Comparative study of the solvolytic deconstruction of corn stover lignin in batch and flow-through reactors

Solvolysis of industrial corn stover lignin was carried out in methanol and ethanol to deconstruct lignin into monomers and small oligomers using various reactor configurations. We demonstrate that it is possible to overcome the limitations inherent to batch reactors by carrying out the solvolytic deconstruction in flow-through reactor systems as they allow for the continuous removal and rapid cooling of the products. Monomers and solvent-soluble product yields achieved in flow-through reactors were higher under all tested reaction conditions. We also investigated the effects of various reaction parameters and phase of solvent (sub- and supercritical) on the distribution and yield of lignin-derived products using complementary characterization techniques. p-Coumaric acid and ferulic acid were obtained as primary monomers with very high selectivity and a maximum monomer yield of 14.45 wt% was achieved at 250 degrees C and 85 bar in ethanol. Subsequent upgrading of the deconstructed fractions through fast pyrolysis was also studied.
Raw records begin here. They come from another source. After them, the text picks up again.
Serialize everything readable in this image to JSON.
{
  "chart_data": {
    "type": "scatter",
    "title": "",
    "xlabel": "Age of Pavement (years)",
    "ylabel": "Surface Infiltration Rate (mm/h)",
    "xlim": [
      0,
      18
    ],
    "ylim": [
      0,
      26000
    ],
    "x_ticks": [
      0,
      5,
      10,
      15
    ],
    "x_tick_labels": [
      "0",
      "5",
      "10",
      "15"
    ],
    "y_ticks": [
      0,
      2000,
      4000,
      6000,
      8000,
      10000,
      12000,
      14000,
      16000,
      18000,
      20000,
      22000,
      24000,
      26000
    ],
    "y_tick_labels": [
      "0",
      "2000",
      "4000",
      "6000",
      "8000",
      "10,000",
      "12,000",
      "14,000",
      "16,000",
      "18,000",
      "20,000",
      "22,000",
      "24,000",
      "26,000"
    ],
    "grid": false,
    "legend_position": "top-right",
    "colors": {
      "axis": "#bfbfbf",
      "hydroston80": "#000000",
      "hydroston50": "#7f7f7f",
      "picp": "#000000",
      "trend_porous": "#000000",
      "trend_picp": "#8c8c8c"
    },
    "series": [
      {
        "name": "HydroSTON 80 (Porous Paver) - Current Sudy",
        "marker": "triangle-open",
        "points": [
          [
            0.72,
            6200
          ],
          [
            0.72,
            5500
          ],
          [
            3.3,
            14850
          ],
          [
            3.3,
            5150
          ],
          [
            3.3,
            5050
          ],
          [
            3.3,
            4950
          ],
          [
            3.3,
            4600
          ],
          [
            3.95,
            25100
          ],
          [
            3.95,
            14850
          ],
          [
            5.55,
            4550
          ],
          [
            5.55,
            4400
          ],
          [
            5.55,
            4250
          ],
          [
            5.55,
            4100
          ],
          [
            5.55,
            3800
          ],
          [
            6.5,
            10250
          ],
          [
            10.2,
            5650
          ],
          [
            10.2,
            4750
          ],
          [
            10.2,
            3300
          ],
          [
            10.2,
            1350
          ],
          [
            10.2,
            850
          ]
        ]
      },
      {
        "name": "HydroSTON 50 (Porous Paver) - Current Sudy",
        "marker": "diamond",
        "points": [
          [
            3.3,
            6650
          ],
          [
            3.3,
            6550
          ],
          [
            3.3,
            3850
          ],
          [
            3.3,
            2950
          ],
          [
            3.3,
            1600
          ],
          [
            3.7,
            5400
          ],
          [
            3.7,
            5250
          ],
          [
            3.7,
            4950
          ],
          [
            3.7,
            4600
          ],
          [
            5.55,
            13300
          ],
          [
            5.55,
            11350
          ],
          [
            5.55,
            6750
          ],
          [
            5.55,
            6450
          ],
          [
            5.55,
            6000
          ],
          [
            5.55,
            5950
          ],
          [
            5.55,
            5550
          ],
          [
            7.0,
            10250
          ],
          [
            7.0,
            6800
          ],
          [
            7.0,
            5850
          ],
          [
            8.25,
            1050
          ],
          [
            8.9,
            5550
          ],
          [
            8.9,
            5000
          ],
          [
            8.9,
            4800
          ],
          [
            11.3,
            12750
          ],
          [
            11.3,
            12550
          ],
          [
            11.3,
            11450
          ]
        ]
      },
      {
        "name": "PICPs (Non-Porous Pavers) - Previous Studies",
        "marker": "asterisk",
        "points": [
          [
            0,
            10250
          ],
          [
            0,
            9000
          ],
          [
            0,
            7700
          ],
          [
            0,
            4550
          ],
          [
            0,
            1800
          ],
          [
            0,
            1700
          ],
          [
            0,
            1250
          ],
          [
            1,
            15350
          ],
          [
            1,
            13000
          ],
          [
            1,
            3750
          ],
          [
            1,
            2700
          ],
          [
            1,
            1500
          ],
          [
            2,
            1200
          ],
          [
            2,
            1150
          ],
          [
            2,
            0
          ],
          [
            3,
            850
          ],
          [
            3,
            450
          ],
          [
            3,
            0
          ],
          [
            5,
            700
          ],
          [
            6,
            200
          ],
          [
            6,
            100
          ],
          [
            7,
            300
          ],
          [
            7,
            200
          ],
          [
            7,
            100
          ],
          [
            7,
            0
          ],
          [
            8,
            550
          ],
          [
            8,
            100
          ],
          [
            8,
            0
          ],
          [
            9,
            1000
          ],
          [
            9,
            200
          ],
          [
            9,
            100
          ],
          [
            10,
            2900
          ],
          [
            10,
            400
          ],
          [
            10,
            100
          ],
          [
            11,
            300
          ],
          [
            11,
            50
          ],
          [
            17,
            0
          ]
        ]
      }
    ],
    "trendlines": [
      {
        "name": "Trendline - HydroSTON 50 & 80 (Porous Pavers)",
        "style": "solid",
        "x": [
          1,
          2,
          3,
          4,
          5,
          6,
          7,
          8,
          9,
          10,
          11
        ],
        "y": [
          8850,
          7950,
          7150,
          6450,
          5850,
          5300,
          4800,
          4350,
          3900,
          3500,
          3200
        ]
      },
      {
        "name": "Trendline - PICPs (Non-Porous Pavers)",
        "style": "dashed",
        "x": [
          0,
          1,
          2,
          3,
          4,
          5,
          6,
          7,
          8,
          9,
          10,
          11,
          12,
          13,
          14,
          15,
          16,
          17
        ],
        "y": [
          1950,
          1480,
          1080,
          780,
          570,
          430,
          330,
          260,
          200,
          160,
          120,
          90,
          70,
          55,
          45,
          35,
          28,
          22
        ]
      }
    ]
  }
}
In addition to the increased yield of phenolic monomers (23.86 wt% vs. 10.29 wt%), char formation during pyrolysis was substantially decreased (26.36 wt% vs. 40.95 wt%) under optimized conditions. The beneficial impact of the solvolytic pretreatment was also reflected in an enhanced aromatic hydrocarbon yield during catalytic fast pyrolysis.

Automated summary

The solvolysis of industrial corn stover lignin in methanol and ethanol was carried out to deconstruct lignin into monomers and small oligomers using various reactor configurations. The use of flow-through reactor systems proved to be more effective in achieving higher yields of monomers and solvent-soluble products. Furthermore, subsequent upgrading of the deconstructed fractions through fast pyrolysis resulted in increased phenolic monomer yield and decreased char formation.